The horrible practice of forced abortion in China is why I founded Women’s Rights Without Frontiers.

This is about fighting China’s “war on women and girls.” To understand the suffering caused by forced abortion in China, watch our short video, “Stop Forced Abortion — China’s War on Women” (WomensRightsWithoutFrontiers.org/?nav=stop-forced-abortion).

China has an iron grip over the wombs of women.
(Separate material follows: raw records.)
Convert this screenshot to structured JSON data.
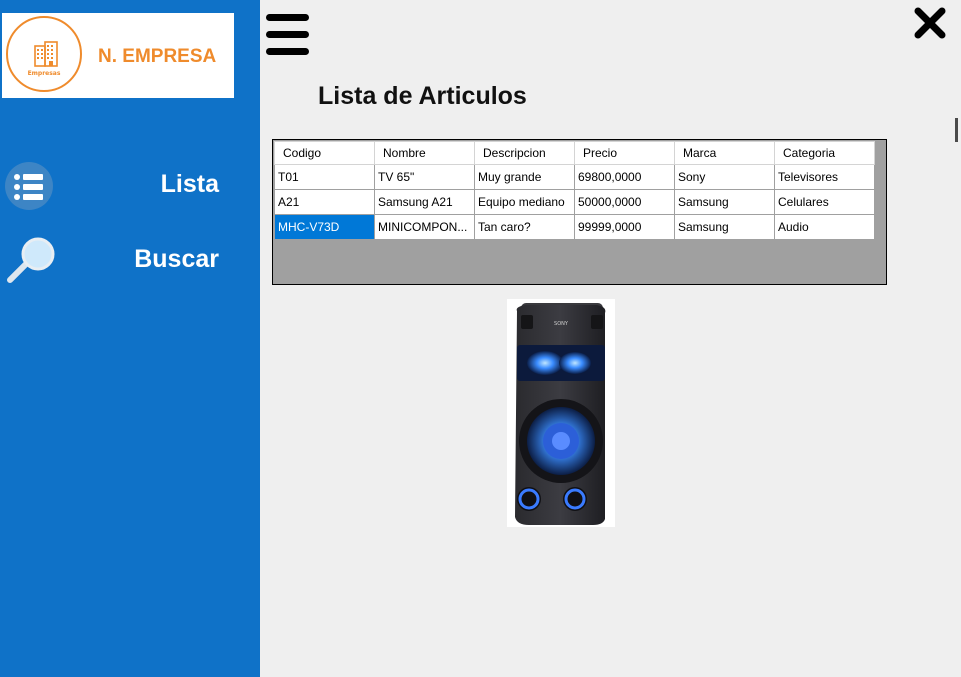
{
  "brand": {
    "name": "N. EMPRESA",
    "logo_caption": "Empresas",
    "accent_color": "#ef8b2c",
    "sidebar_color": "#0f72c8"
  },
  "sidebar": {
    "items": [
      {
        "label": "Lista",
        "icon": "list-icon"
      },
      {
        "label": "Buscar",
        "icon": "magnifier-icon"
      }
    ]
  },
  "header": {
    "menu_icon": "hamburger-icon",
    "close_icon": "close-icon"
  },
  "main": {
    "title": "Lista de Articulos",
    "table": {
      "columns": [
        "Codigo",
        "Nombre",
        "Descripcion",
        "Precio",
        "Marca",
        "Categoria"
      ],
      "rows": [
        [
          "T01",
          "TV 65\"",
          "Muy grande",
          "69800,0000",
          "Sony",
          "Televisores"
        ],
        [
          "A21",
          "Samsung A21",
          "Equipo mediano",
          "50000,0000",
          "Samsung",
          "Celulares"
        ],
        [
          "MHC-V73D",
          "MINICOMPON...",
          "Tan caro?",
          "99999,0000",
          "Samsung",
          "Audio"
        ]
      ],
      "selected_row": 2,
      "selection_color": "#0078d7"
    },
    "product_image": {
      "brand_text": "SONY"
    }
  }
}
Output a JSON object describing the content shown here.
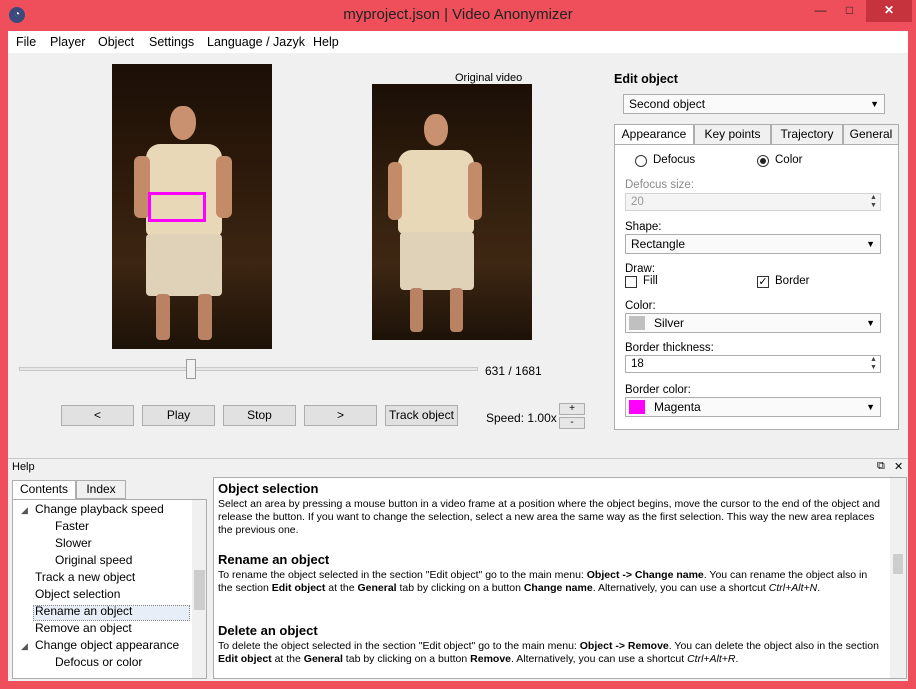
{
  "window": {
    "title": "myproject.json | Video Anonymizer",
    "controls": {
      "minimize": "—",
      "maximize": "□",
      "close": "✕"
    }
  },
  "menu": [
    "File",
    "Player",
    "Object",
    "Settings",
    "Language / Jazyk",
    "Help"
  ],
  "player": {
    "original_label": "Original video",
    "frame_counter": "631 / 1681",
    "buttons": {
      "prev": "<",
      "play": "Play",
      "stop": "Stop",
      "next": ">",
      "track": "Track object"
    },
    "speed_label": "Speed:",
    "speed_value": "1.00x",
    "speed_plus": "+",
    "speed_minus": "-",
    "position_fraction": 0.375
  },
  "edit_object": {
    "title": "Edit object",
    "selected": "Second object",
    "tabs": [
      "Appearance",
      "Key points",
      "Trajectory",
      "General"
    ],
    "active_tab": "Appearance",
    "mode_defocus": "Defocus",
    "mode_color": "Color",
    "selected_mode": "Color",
    "defocus_size_label": "Defocus size:",
    "defocus_size_value": "20",
    "shape_label": "Shape:",
    "shape_value": "Rectangle",
    "draw_label": "Draw:",
    "fill_label": "Fill",
    "fill_checked": false,
    "border_label": "Border",
    "border_checked": true,
    "color_label": "Color:",
    "color_value": "Silver",
    "color_hex": "#c0c0c0",
    "border_thickness_label": "Border thickness:",
    "border_thickness_value": "18",
    "border_color_label": "Border color:",
    "border_color_value": "Magenta",
    "border_color_hex": "#ff00ff"
  },
  "help": {
    "title": "Help",
    "tabs": [
      "Contents",
      "Index"
    ],
    "toc": [
      "Change playback speed",
      "Faster",
      "Slower",
      "Original speed",
      "Track a new object",
      "Object selection",
      "Rename an object",
      "Remove an object",
      "Change object appearance",
      "Defocus or color"
    ],
    "sections": [
      {
        "heading": "Object selection",
        "text": "Select an area by pressing a mouse button in a video frame at a position where the object begins, move the cursor to the end of the object and release the button. If you want to change the selection, select a new area the same way as the first selection. This way the new area replaces the previous one."
      },
      {
        "heading": "Rename an object",
        "text_a": "To rename the object selected in the section \"Edit object\" go to the main menu: ",
        "bold_a": "Object -> Change name",
        "text_b": ". You can rename the object also in the section ",
        "bold_b": "Edit object",
        "text_c": " at the ",
        "bold_c": "General",
        "text_d": " tab by clicking on a button ",
        "bold_d": "Change name",
        "text_e": ". Alternatively, you can use a shortcut ",
        "italic_e": "Ctrl+Alt+N",
        "text_f": "."
      },
      {
        "heading": "Delete an object",
        "text_a": "To delete the object selected in the section \"Edit object\" go to the main menu: ",
        "bold_a": "Object -> Remove",
        "text_b": ". You can delete the object also in the section ",
        "bold_b": "Edit object",
        "text_c": " at the ",
        "bold_c": "General",
        "text_d": " tab by clicking on a button ",
        "bold_d": "Remove",
        "text_e": ". Alternatively, you can use a shortcut ",
        "italic_e": "Ctrl+Alt+R",
        "text_f": "."
      }
    ]
  }
}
The Chinese Communist Party intrudes into the bedrooms and between the sheets of the families in China by requiring ultrasound checks to make sure women’s IUDs are still in place and paying informants who monitor women’s reproductive health.

The problem with the one-child policy or the two-child policy lies not in the number of children allowed. The problem lies with the coercive enforcement of the birth limit, whatever that limit might be.

Whether a couple is allowed to have one child or two children, it is a human rights atrocity to drag a woman out of her home in the middle of the night, screaming and pleading, to forcibly abort her pregnancy — and under certain circumstances, sterilize her — because she does not possess government approval.

Consider the scale of this atrocity: Since the Roe v. Wade decision in 1973, some 55 million American children have been lost through abortion. Since China enforced the one-child policy in 1980, the Chinese Communist Party boasts that it has “prevented” more than 400 million lives. That number is more than the populations of the United States and Canada combined. The Chinese Communist Party has not released a statistic indicating how many of these abortions were forced.

Due to the sex-selection abortion trend in China, the current ratio of boys to girls is 117 boys to 100 girls. Gendercide exists in India, as well.

Between these two giant countries, one-third of the world’s women are dealing with a situation in which they are culturally coerced to abort or abandon their baby girls. It is a woman’s right to give birth to her daughter.

More than 200 million girls are missing (due to abortion and trafficking), which is more than the lives lost from all the wars of the 20th century. In fact, what is taking place is “gendercide.”

Let’s take a look at this brief video from ItsAGirlMovie.com. It explains why the three deadliest words in some parts of the world are “It’s a girl.”

Women’s Rights Without Frontiers now has boots on the ground in China to help rescue women who want to escape forced abortion and give birth to their babies. It’s called the “Save a Girl” campaign. (WomensRightsWithoutFrontiers.org/index.php?nav=end-gendercide-and-forced-abortion) Women’s Rights Without Frontiers also rescued two beautiful refugees, the daughters from an imprisoned pro-democracy dissident from China, and are raising them as our own daughters. The younger one, Anni, is a straight-A student and recently won a piano competition to play in Carnegie Hall. Her mother was almost forced to abort her when she was around seven months pregnant. Anni is an example of the beauty and brilliance lost every day in China through forced abortion and gendercide.

I will end with Proverbs 24:11-12, which says, “Rescue those who are being taken away to death; hold back those who are stumbling to the slaughter. If you say, ’Behold, we did not know this,’ does not he who weighs the heart perceive it? Does not he who keeps watch over your soul know it, and will he not requite man according to his work?”

Reggie Littlejohn is founder and president of Women’s Rights Without Frontiers, an international coalition combating forced abortions, gendercide, sexual slavery and sex trafficking in China and other countries. She has testified about these issues many times before Congress, as well as European, British and Irish parliaments. This article is derived from her April 9 remarks to the Wilberforce Weekend in Arlington, Virginia.